Place-based strategies invest in buildings, neighborhoods, transportation infrastructure, and businesses.  People-based strategies focus on the development of human capital, particularly education.

Place-based strategies have the advantage of seemingly showing results--you build something and it communicates "action."  On the other hand, "you can't see" human capital strategies working--teaching people, training/re-training people, work readiness programs, etc. doesn't show in the same way as constructing a building, especially when your local public schools and your local city-supported university, don't seem to be succeeding.

Place-based strategies are logical foci for cities and counties because they "fix" capital in the place where they are, while the problem with investing in human capital is that after it is trained it can and often does leave the place where it started out and/or acquired knowledge and skill.

It's a bit easier to focus on human capital strategies when there are tight connections between employers and educational institutions.  You see this especially with community college technical training programs linked to manufacturers in places like North Carolina.  It's not unlike an apprenticeship approach, which is Germany's claim to fame.  Etc.

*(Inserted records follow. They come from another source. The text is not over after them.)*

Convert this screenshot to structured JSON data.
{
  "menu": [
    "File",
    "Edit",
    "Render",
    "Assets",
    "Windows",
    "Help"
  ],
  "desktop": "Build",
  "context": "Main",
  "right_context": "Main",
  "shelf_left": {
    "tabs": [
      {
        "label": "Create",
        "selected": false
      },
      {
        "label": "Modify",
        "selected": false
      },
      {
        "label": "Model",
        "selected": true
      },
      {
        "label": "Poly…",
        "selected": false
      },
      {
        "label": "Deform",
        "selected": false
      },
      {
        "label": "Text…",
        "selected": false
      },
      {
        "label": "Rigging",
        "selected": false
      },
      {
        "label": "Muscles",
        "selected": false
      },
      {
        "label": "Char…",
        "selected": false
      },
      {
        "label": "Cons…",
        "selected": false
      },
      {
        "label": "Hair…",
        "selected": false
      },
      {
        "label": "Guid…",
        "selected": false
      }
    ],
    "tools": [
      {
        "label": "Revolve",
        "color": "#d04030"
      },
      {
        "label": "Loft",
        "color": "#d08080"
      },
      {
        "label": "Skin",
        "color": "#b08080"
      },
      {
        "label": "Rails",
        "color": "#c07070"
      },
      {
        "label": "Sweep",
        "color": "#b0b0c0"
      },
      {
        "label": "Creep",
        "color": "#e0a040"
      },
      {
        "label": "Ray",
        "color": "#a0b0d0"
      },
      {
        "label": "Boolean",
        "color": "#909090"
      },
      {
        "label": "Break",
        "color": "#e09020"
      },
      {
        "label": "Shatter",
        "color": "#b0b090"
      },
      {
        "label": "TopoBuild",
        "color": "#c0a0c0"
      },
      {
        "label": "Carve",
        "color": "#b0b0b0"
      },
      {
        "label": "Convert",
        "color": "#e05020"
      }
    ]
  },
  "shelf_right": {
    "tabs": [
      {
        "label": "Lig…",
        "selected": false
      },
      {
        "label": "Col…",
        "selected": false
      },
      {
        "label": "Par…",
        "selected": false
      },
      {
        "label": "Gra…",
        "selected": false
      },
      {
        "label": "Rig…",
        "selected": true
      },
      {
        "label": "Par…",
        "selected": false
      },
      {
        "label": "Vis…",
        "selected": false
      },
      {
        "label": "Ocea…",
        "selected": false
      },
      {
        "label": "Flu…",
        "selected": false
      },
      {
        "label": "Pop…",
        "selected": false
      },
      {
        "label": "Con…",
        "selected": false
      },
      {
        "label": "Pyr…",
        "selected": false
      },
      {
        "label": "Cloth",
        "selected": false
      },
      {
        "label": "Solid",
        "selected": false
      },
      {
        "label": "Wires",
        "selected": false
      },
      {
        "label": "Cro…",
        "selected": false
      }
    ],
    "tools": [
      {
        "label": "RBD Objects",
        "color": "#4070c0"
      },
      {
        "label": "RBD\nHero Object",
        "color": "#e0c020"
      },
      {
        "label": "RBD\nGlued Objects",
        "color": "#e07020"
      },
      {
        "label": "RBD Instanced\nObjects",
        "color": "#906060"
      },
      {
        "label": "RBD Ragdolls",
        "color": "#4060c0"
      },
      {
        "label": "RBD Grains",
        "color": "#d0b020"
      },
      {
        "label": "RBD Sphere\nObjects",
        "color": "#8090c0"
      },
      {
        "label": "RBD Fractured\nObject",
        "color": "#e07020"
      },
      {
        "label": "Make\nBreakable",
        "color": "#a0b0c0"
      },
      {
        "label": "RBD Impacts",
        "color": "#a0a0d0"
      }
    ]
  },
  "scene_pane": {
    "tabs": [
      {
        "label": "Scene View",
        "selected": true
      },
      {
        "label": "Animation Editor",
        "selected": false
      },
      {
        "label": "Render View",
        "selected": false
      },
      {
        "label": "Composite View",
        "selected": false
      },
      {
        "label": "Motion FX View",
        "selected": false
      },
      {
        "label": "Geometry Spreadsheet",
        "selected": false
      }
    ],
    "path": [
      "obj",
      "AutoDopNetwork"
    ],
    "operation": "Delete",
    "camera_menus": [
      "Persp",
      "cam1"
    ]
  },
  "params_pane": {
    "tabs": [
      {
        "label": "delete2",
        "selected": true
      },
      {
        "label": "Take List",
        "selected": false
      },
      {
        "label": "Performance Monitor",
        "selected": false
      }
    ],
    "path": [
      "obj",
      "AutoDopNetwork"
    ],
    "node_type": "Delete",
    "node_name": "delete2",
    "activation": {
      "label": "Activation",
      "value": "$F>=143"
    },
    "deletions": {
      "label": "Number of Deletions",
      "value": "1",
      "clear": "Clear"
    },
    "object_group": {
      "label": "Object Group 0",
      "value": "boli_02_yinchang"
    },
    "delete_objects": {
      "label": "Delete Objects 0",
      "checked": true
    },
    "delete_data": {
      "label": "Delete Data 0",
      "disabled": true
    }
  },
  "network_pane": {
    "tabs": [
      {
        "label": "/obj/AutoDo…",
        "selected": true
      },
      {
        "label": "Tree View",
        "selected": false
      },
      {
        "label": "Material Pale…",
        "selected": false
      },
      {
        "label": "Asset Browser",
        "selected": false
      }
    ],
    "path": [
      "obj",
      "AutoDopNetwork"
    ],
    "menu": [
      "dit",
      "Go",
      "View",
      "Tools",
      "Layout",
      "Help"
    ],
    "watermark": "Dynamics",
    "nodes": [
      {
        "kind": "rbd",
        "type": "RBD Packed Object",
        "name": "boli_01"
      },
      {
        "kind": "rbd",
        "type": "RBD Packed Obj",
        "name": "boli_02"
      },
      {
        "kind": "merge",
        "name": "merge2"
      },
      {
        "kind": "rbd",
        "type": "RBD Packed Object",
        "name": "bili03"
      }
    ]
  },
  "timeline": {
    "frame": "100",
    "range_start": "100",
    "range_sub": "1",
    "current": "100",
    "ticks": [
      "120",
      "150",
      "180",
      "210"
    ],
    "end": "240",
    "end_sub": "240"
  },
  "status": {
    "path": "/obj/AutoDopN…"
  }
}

3.  Community development as housing focused.  One of the problems of the community development movement and a focus of elected officials serving poorer constituencies has been an almost exclusive thrust on providing "better" and "affordable" housing.  While better housing is better for the impoverished, it doesn't help them participate in the market economy.  This is why most of the community development projects in the 1970s and 1980s had little structural impact on urban economic activity.

(The community development movement is the third phase covered in "The fifth phase of center-city revitalization," while "More on commerz in the 'hood" covers the failure of the urban renewal plan for H Street NE neighborhood to spark improvement there, despite the almost 100% realization of the plan).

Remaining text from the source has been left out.